Na pecuária, há necessidade de produtos financeiros de longo prazo associados à assistência técnica para intensificação da produção, o que exige um investimento inicial para cercamento, recuperação de pastagens, melhorias no solo, aquisição de maquinários, genética e treinamento de mão-de-obra.  Porém, a maior parte dos produtos de financiamento disponibilizados no mercado são de curto prazo. Um exemplo é o Plano Safra 23/24, em que 75% dos recursos são destinados para custeio e apenas 25% para investimento, sendo que esta é, hoje, a principal fonte de recursos de longo prazo para o produtor mediano. Ao contrário do mercado de grãos, a produção pecuária no Brasil não utiliza com frequência os instrumentos de securitização porque a maior parte da produção é comercializada no mercado spot, com pagamento à vista e pronta entrega da mercadoria, o que torna mais desafiador o desenvolvimento de mecanismos de blended finance. Um bom exemplo de blended finance para pecuária é o Renova Pasto, produto de longo prazo, oferecido pelo Rabobank aos seus clientes, a partir do compartilhamento de riscos de um fundo de blended finance holandês, chamado Agri3.

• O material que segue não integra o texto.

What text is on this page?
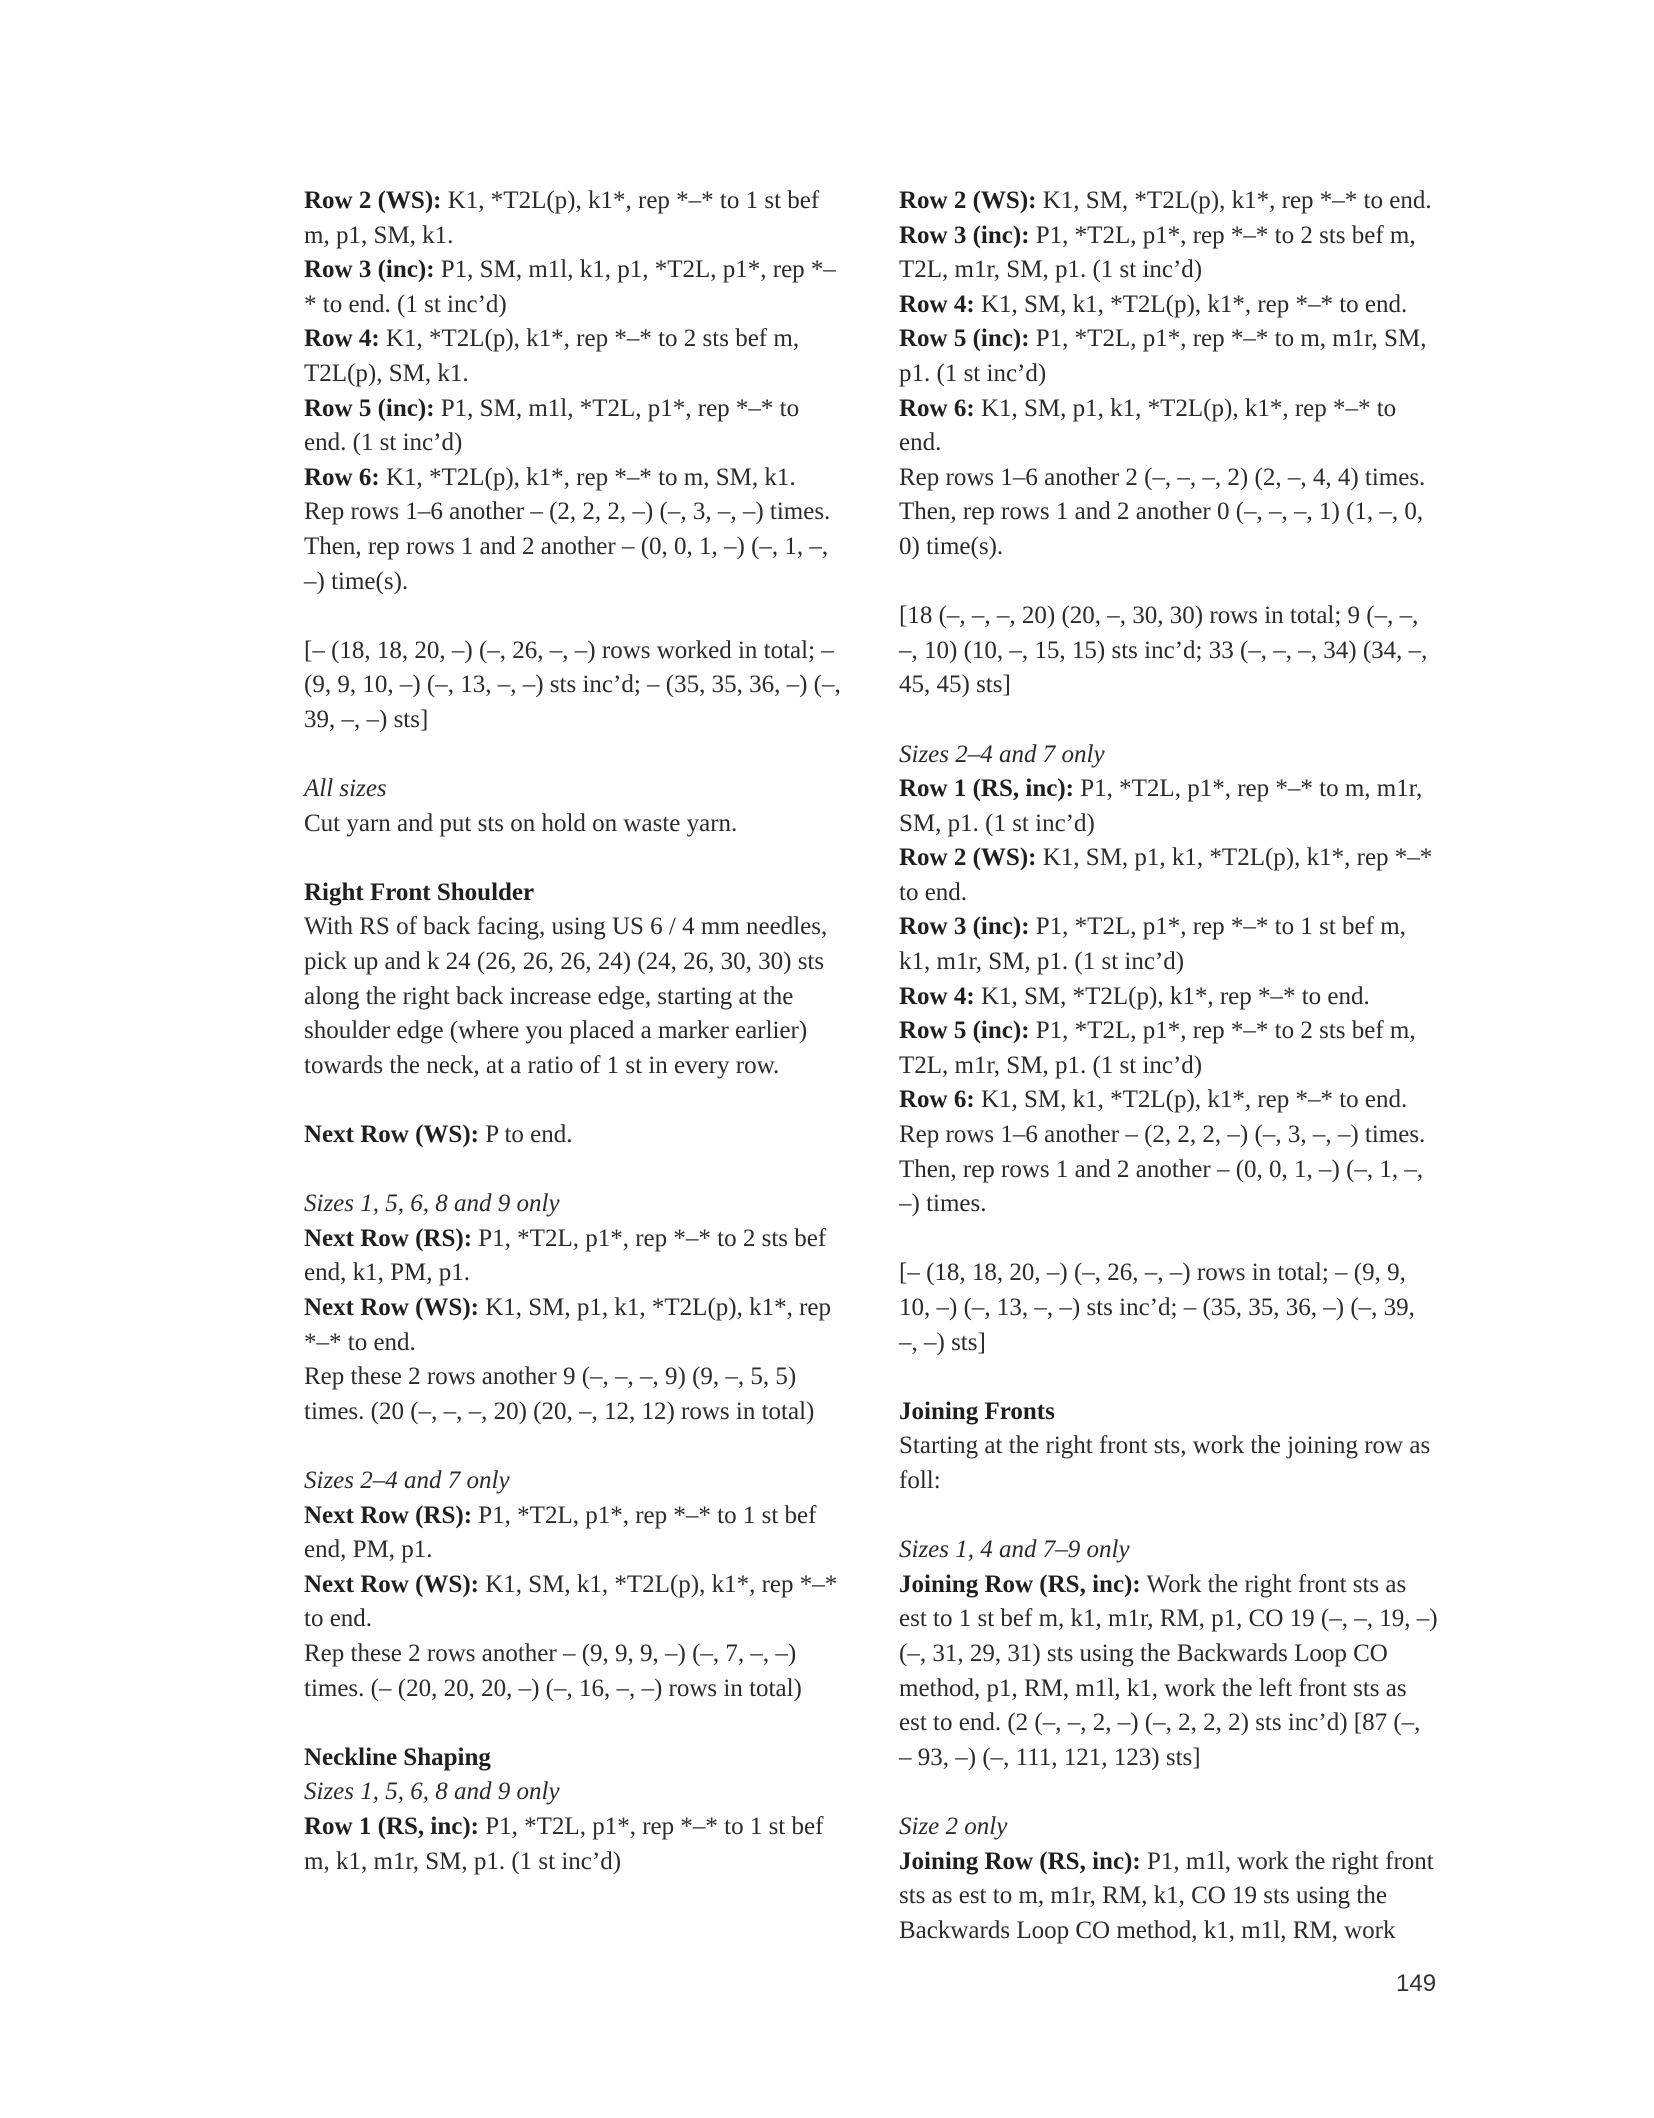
Row 2 (WS): K1, *T2L(p), k1*, rep *–* to 1 st bef m, p1, SM, k1.
Row 3 (inc): P1, SM, m1l, k1, p1, *T2L, p1*, rep *–* to end. (1 st inc’d)
Row 4: K1, *T2L(p), k1*, rep *–* to 2 sts bef m, T2L(p), SM, k1.
Row 5 (inc): P1, SM, m1l, *T2L, p1*, rep *–* to end. (1 st inc’d)
Row 6: K1, *T2L(p), k1*, rep *–* to m, SM, k1.
Rep rows 1–6 another – (2, 2, 2, –) (–, 3, –, –) times.
Then, rep rows 1 and 2 another – (0, 0, 1, –) (–, 1, –, –) time(s).

[– (18, 18, 20, –) (–, 26, –, –) rows worked in total; – (9, 9, 10, –) (–, 13, –, –) sts inc’d; – (35, 35, 36, –) (–, 39, –, –) sts]

All sizes
Cut yarn and put sts on hold on waste yarn.

Right Front Shoulder
With RS of back facing, using US 6 / 4 mm needles, pick up and k 24 (26, 26, 26, 24) (24, 26, 30, 30) sts along the right back increase edge, starting at the shoulder edge (where you placed a marker earlier) towards the neck, at a ratio of 1 st in every row.

Next Row (WS): P to end.

Sizes 1, 5, 6, 8 and 9 only
Next Row (RS): P1, *T2L, p1*, rep *–* to 2 sts bef end, k1, PM, p1.
Next Row (WS): K1, SM, p1, k1, *T2L(p), k1*, rep *–* to end.
Rep these 2 rows another 9 (–, –, –, 9) (9, –, 5, 5) times. (20 (–, –, –, 20) (20, –, 12, 12) rows in total)

Sizes 2–4 and 7 only
Next Row (RS): P1, *T2L, p1*, rep *–* to 1 st bef end, PM, p1.
Next Row (WS): K1, SM, k1, *T2L(p), k1*, rep *–* to end.
Rep these 2 rows another – (9, 9, 9, –) (–, 7, –, –) times. (– (20, 20, 20, –) (–, 16, –, –) rows in total)

Neckline Shaping
Sizes 1, 5, 6, 8 and 9 only
Row 1 (RS, inc): P1, *T2L, p1*, rep *–* to 1 st bef m, k1, m1r, SM, p1. (1 st inc’d)

Row 2 (WS): K1, SM, *T2L(p), k1*, rep *–* to end.
Row 3 (inc): P1, *T2L, p1*, rep *–* to 2 sts bef m, T2L, m1r, SM, p1. (1 st inc’d)
Row 4: K1, SM, k1, *T2L(p), k1*, rep *–* to end.
Row 5 (inc): P1, *T2L, p1*, rep *–* to m, m1r, SM, p1. (1 st inc’d)
Row 6: K1, SM, p1, k1, *T2L(p), k1*, rep *–* to end.
Rep rows 1–6 another 2 (–, –, –, 2) (2, –, 4, 4) times.
Then, rep rows 1 and 2 another 0 (–, –, –, 1) (1, –, 0, 0) time(s).

[18 (–, –, –, 20) (20, –, 30, 30) rows in total; 9 (–, –, –, 10) (10, –, 15, 15) sts inc’d; 33 (–, –, –, 34) (34, –, 45, 45) sts]

Sizes 2–4 and 7 only
Row 1 (RS, inc): P1, *T2L, p1*, rep *–* to m, m1r, SM, p1. (1 st inc’d)
Row 2 (WS): K1, SM, p1, k1, *T2L(p), k1*, rep *–* to end.
Row 3 (inc): P1, *T2L, p1*, rep *–* to 1 st bef m, k1, m1r, SM, p1. (1 st inc’d)
Row 4: K1, SM, *T2L(p), k1*, rep *–* to end.
Row 5 (inc): P1, *T2L, p1*, rep *–* to 2 sts bef m, T2L, m1r, SM, p1. (1 st inc’d)
Row 6: K1, SM, k1, *T2L(p), k1*, rep *–* to end.
Rep rows 1–6 another – (2, 2, 2, –) (–, 3, –, –) times.
Then, rep rows 1 and 2 another – (0, 0, 1, –) (–, 1, –, –) times.

[– (18, 18, 20, –) (–, 26, –, –) rows in total; – (9, 9, 10, –) (–, 13, –, –) sts inc’d; – (35, 35, 36, –) (–, 39, –, –) sts]

Joining Fronts
Starting at the right front sts, work the joining row as foll:

Sizes 1, 4 and 7–9 only
Joining Row (RS, inc): Work the right front sts as est to 1 st bef m, k1, m1r, RM, p1, CO 19 (–, –, 19, –) (–, 31, 29, 31) sts using the Backwards Loop CO method, p1, RM, m1l, k1, work the left front sts as est to end. (2 (–, –, 2, –) (–, 2, 2, 2) sts inc’d) [87 (–, – 93, –) (–, 111, 121, 123) sts]

Size 2 only
Joining Row (RS, inc): P1, m1l, work the right front sts as est to m, m1r, RM, k1, CO 19 sts using the Backwards Loop CO method, k1, m1l, RM, work

149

O Brasil demandará uma grande injeção de capital catalítico (filantrópico ou de fomento) até 2030 para conduzir o mercado de blended finance na agricultura de forma a obter uma Tese de Investimento Estabelecida, com base para fundamentar essa alternativa e que seja capaz de atrair capital comercial em escala. O capital catalítico, entendido como aquele que possui uma tolerância a maiores riscos e menores retornos vinculados a maiores impactos socioambientais ou transformação de cadeias, precisa ser ampliado para que possa:

• Assumir posições subordinadas, primeiras perdas, assegurar e melhorar produtos de crédito e gerir riscos cambiais;
• Ter preços verdadeiramente concessionais para atrair capital comercial e permitir uma proposta de valor convincente para os agricultores;
• Usar estruturas e KPIs ambientais e sociais robustos, porém simplificados
• Empregar procedimentos de revisão e aprovação oportunos e comercialmente adequados;

Tal como aconteceu com as energias renováveis há cerca de 20 anos, estamos nas fases iniciais de aceleração de empréstimos e investimentos para a transição para uma agricultura de baixo carbono, que precisa estar associada a critérios e incentivos à conservação da vegetação nativa, sem a qual não é possível alcançar os compromissos de clima ou mitigar as mudanças climáticas. No entanto, precisamos acelerá-la para garantir soluções permanentes enfrentamento às mudanças climáticas e perda de biodiversidade.